この人はストゥレーガではない。穿った見方をするなら、俺たちを監視するため政府から派遣された公務員だ。ちなみに、この人の着ているメイド服は制服ではない。純然たる趣味だ。
「ただいま、芳樹さん。それで、どう? 飯田さんは見つかった?」
「いや、まだだ。どこかで身を潜めているようだな。洋子、悪いが力を貸してくれ」
「まったく。仕方ないわね」
「それで、巧。言い辛いんだが、その、また、ご実家から手紙が来ているぞ」
芳樹さんは申し訳なさそうに俺に手紙を差し出した。俺は苦笑してそれを受け取り、開封せずにその場で丸めてゴミ箱に捨てた。
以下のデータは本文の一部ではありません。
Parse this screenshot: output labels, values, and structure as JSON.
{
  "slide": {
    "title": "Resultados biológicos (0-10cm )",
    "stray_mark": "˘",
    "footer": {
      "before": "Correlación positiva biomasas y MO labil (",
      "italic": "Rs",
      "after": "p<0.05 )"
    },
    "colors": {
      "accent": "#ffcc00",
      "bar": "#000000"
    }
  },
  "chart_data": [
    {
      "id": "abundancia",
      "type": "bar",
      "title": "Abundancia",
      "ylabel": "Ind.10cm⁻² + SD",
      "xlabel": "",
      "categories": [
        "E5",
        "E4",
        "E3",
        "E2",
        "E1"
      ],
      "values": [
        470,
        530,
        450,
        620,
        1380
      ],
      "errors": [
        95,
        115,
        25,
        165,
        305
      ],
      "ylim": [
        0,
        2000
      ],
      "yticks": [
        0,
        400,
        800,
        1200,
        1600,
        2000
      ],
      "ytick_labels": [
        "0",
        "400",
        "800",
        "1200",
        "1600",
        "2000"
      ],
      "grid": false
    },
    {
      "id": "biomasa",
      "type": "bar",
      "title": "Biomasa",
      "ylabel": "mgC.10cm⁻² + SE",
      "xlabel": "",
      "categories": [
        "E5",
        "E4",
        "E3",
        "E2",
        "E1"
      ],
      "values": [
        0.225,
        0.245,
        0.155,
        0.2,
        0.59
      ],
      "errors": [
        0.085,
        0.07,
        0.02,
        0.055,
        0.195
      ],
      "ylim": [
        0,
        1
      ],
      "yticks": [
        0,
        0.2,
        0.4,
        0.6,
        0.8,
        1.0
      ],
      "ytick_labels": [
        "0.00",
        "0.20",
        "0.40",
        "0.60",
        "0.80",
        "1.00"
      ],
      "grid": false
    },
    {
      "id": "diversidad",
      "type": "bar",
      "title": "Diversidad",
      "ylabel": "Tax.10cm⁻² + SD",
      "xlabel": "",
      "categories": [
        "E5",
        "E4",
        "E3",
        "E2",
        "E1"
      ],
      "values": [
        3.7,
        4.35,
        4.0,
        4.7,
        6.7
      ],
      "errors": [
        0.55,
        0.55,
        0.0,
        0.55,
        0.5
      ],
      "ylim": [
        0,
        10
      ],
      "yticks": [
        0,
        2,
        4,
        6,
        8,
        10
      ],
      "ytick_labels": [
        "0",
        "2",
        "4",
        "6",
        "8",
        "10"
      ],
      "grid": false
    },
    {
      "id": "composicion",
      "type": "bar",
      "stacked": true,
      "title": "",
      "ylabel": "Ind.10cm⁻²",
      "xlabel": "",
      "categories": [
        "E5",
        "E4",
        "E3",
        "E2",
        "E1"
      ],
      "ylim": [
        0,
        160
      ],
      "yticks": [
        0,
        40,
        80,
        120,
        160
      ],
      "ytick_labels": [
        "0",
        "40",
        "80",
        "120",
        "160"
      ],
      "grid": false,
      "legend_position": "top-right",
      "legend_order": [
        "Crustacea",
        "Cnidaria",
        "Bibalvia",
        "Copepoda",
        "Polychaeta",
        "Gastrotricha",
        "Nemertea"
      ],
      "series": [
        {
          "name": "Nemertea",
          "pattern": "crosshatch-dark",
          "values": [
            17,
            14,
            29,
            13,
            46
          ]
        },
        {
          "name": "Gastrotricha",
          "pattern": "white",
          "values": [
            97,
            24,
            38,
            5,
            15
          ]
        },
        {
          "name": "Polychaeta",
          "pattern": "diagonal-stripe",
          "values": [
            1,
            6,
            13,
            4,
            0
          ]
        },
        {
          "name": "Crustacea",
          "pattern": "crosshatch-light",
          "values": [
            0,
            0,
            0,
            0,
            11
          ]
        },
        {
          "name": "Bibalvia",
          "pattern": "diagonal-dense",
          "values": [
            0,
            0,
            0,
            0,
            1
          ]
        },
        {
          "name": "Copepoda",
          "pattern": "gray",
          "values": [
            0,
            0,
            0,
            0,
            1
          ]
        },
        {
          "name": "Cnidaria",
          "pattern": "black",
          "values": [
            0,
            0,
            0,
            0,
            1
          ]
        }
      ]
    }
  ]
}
「面倒かけるね。でも、言ったとおり俺に渡さないでそのまま捨てていいよ。それじゃあ俺は部屋で寝ているから。なにかあったら呼んで」
俺は不快感を抑えながらその場を去った。
秋葉巧はエントランスから男子寮に去っていった。
「なんだ、あいつ、まだ実家と揉めているのか?」
「原みたいに毎月実家に帰っているほうが珍しいわよ。私だってこの学園に編入してからだからもう5年は帰ってないもの」
「まあ、巧の場合は少々特殊だがな。それより、さっそく手伝ってくれ」
大久保芳樹と恵比寿洋子は原正志をその場に残し、一階のドレスルームに入った。
芳樹は鏡に向かい、自身の瞳を見た。きっかり3秒間、瞬きもせず見続け、網膜認証が済むと、鏡は左右に分かれ、地下に続く階段が出現した。
侵入者対策のため、曲折した狭い階段を下りる。その先には広大な半地下の部屋が存在した。
オペレーションルームだ。
部屋の中央にある巨大なトリビジョンには憶良市全域の地図が映し出されている。
「どうだ?動きはあったか?」
芳樹がモニターに向かうスーツ姿の女性に声をかける。芳樹の部下だ。
「いえ、動きはまったくありません」
「ふむ。マニゴルドと戦ったらしいな。身動きできなくなるほどの重傷を受けたってことではないといいんだが。よし。洋子、頼む」
洋子は面倒くさそうにディスプレイに触ると、集中した。
感覚が消失し、意識がオペレーションルームから飛び出す。
憶良市全域にある植物と洋子の意識は一体化する洋子は、風が流れるように、片っ端から飯田恵の探索を開始した。
「……だめ、見つからないわ。飯田さんは外にはいない。どこかの室内。それも植物のないところにいるわね」
洋子はゆっくりとディスプレイから手を離した。ディスプレイに触れてから3呼吸ほどの時間だった。
「そうか。ご苦労だったな」
「それで、どうするの?飯田さんがじっとしていたらいつまで経っても見つからないでしょ?」
「大丈夫だ。飯田恵が何かしらの理由で動けないのなら別だが、夜までには必ず動くよ」
「なんでわかるのよ」
「はは、洋子。ストゥレーガだろうと動物だ。動物は、腹が減るもんだ。だから、夜までにはきっと動きがある」
洋子はきつい目を細めた。
「あーあ。それなら夜に呼んでよ。学校早退しちゃったじゃない」
「なんだ?嬉しくないのか?私が学生の時はどうやって学校をサボろうかと心血を注いだものだが。学生の質も変わったなあ」
「これでも私たちは生徒会役員、優等生なのよ」
洋子はそれだけを言うと口を押さえてあくびをし、軽く手を振ってオペレレーションルームから出て行った。